Relation (1) is proved in exactly the same manner as the proof of the equality $\epsilon_0 \circ d^1_0 = \epsilon_0 \circ d^1_1$ above.

The simplest case of equality (5) is the commutativity of the diagram $$ \xymatrix{ F \circ i \ar[rrr]_{1_F \star t \star 1_i} \ar[d]_{1_F \star t \star 1_i} & & & F \circ i \circ F \circ i \ar[d]^{1_F \star t \star 1_{i \circ F \circ i}} \\ F \circ i \circ F \circ i \ar[rrr]^{1_{F \circ i \circ F} \star t \star 1_i} & & & F \circ i \circ F \circ i \circ F \circ i } $$ which holds because both compositions expand to the morphism $1_F \star t \star t \star 1_i$ from $F \circ \text{id}_\mathcal{A} \circ \text{id}_\mathcal{A} \circ i$ to $F \circ (i \circ F) \circ (i \circ F) \circ i$. All other cases of (5) are proved in the same manner.

The simplest case of equalities (2) and (4) is the commutativity of the diagram $$ \xymatrix{ F \circ i \circ F \circ i \ar[rrr]_{1_F \star k \star 1_i} \ar[d]_{1_{F \circ i \circ F \circ i} \star t} & & & F \circ i \ar[d]_{1_{F \circ i} \star t} \\ F \circ i \circ F \circ i \circ F \circ i \ar[rrr]^{1_F \star k \star 1_{i \circ F \circ i \circ F}} & & & F \circ i \circ F \circ i } $$ which again holds because both compositions expand to give $1_F \star k \star 1_i \star t$ as maps from $F \circ (i \circ F) \circ i \circ \text{id}_\mathcal{A}$ to $F \circ \text{id}_\mathcal{A} \circ i \circ (F \circ i)$. All other cases of (2) and (4) are proved in the same manner.

The relations (3) are the only nontrivial ones and these are consequences of the fact that the compositions in (14.33.2.1) are the identity. For example, the simplest case of (3) states that the compositions $$ \xymatrix{ F \circ i \ar[rr]_{1_{F \circ i} \star t} \ar[d]_{t \star 1_{F \circ i}} & & F \circ i \circ F \circ i \ar[d]^{1_F \star k \star 1_i} \\ F \circ i \circ F \circ i \ar[rr]^{1_F \star k \star 1_i} & & F \circ i } $$ go around the diagram either way evaluate out to the identity. Going around the top the composition evaluates to $1_F \star ((k \star 1_i) \circ (1_i \star t))$ which is the identity by what was said above.
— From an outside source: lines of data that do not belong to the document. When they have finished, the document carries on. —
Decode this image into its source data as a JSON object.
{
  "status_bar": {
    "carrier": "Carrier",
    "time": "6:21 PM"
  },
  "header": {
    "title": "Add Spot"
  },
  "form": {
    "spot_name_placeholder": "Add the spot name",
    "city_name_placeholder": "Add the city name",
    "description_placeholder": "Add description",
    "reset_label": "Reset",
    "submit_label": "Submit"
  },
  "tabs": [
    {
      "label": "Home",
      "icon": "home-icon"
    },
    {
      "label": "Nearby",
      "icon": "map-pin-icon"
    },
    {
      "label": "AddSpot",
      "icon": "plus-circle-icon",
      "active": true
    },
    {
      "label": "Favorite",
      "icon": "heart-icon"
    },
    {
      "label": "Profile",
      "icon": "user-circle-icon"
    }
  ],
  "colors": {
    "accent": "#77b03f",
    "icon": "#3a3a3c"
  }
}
The other cases of (3) are proved in the same manner. $\square$

Before reading the proof of the following lemma, we strongly urge the reader to look at the example discussed in Example 14.33.6 in order to understand the purpose of the lemma.

Lemma 14.33.5. In Situation 14.33.1 the maps $$ 1_i \star \epsilon : i \circ X \to i, \quad\text{and}\quad \epsilon \star 1_F : X \circ F \to F $$ are homotopy equivalences.

Proof. Denote $\epsilon_n : X_n \to X_{-1}$ the components of the augmentation morphism. We observe that $\epsilon_n = k^{\star (n + 1)}$, the $(n + 1)$-fold $\star$-composition of $k$. Recall that $t : \text{id}_\mathcal{S} \to i \circ F$ is the adjunction map. We have the morphisms $$ t^{\star (n + 1)} \star 1_i : i \longrightarrow i \circ (F \circ i)^{\circ (n + 1)} = i \circ X_n $$ which are right inverse to $1_i \star \epsilon_n$ and the morphisms $$ 1_F \star t^{\star (n + 1)} : F \longrightarrow (F \circ i)^{\circ (n + 1)} \circ F = X_n \circ F $$ which are right inverse to $\epsilon_n \star 1_F$. These morphisms determine morphisms of simplicial objects $b : i \to i \circ X$ and $c : F \to X \circ F$ (proof omitted). To finish it suffices to construct a homotopy between the morphisms $1, b \circ (1_i \star \epsilon) : i \circ X \to i \circ X$ and between the two morphisms $1, c \circ (\epsilon \star 1_F) : X \circ F \to X \circ F$.

To show the morphisms $b \circ (1_i \star \epsilon), 1 : i \circ X \to i \circ X$ are homotopic we have to construct morphisms $$ h_{n, j} : i \circ X_n \to i \circ X_n $$ for $n \geq 0$ and $0 \leq j \leq n + 1$ satisfying the relations described in Lemma 14.26.2. See also Remark 14.26.4. We are forced to set $h_{n, 0} = 1$ and $$ h_{n , n + 1} = b_n \circ (1_i \star \epsilon_n) = (t^{\star (n + 1)} \star 1_i) \circ (1_i \star k^{\star (n + 1)}) $$ Thus a logical choice is $$ h_{n , j} = (t^{\star (j)} \star 1) \circ (1_i \star k^{\star (j)} \star 1) $$ Here and in the rest of the proof we drop the subscript from $1$ if it is clear by knowing the source and the target of the morphism what this subscript should be. Writing $$ i \circ X_n = i \circ F \circ i \circ \ldots \circ F \circ i $$ we can think of the morphism $h_{n, j}$ as collapsing the first $j$ pairs $(F \circ i)$ to $\text{id}_\mathcal{S}$ using $k^{\star (j)}$, then adding a $\text{id}_\mathcal{S}$ in front and expanding this to $j$ pairs $(i \circ F)$ using $t^{\star (j)}$. We have to prove

  1. We have $d^n_m \circ h_{n, j} = h_{n - 1, j - 1} \circ d^n_m$ for $j > m$.
  2. We have $d^n_m \circ h_{n, j} = h_{n - 1, j} \circ d^n_m$ for $j \leq m$.
  3. We have $s^n_m \circ h_{n, j} = h_{n + 1, j + 1} \circ s^n_m$ for $j > m$.
  4. We have $s^n_m \circ h_{n, j} = h_{n + 1, j} \circ s^n_m$ for $j \leq m$.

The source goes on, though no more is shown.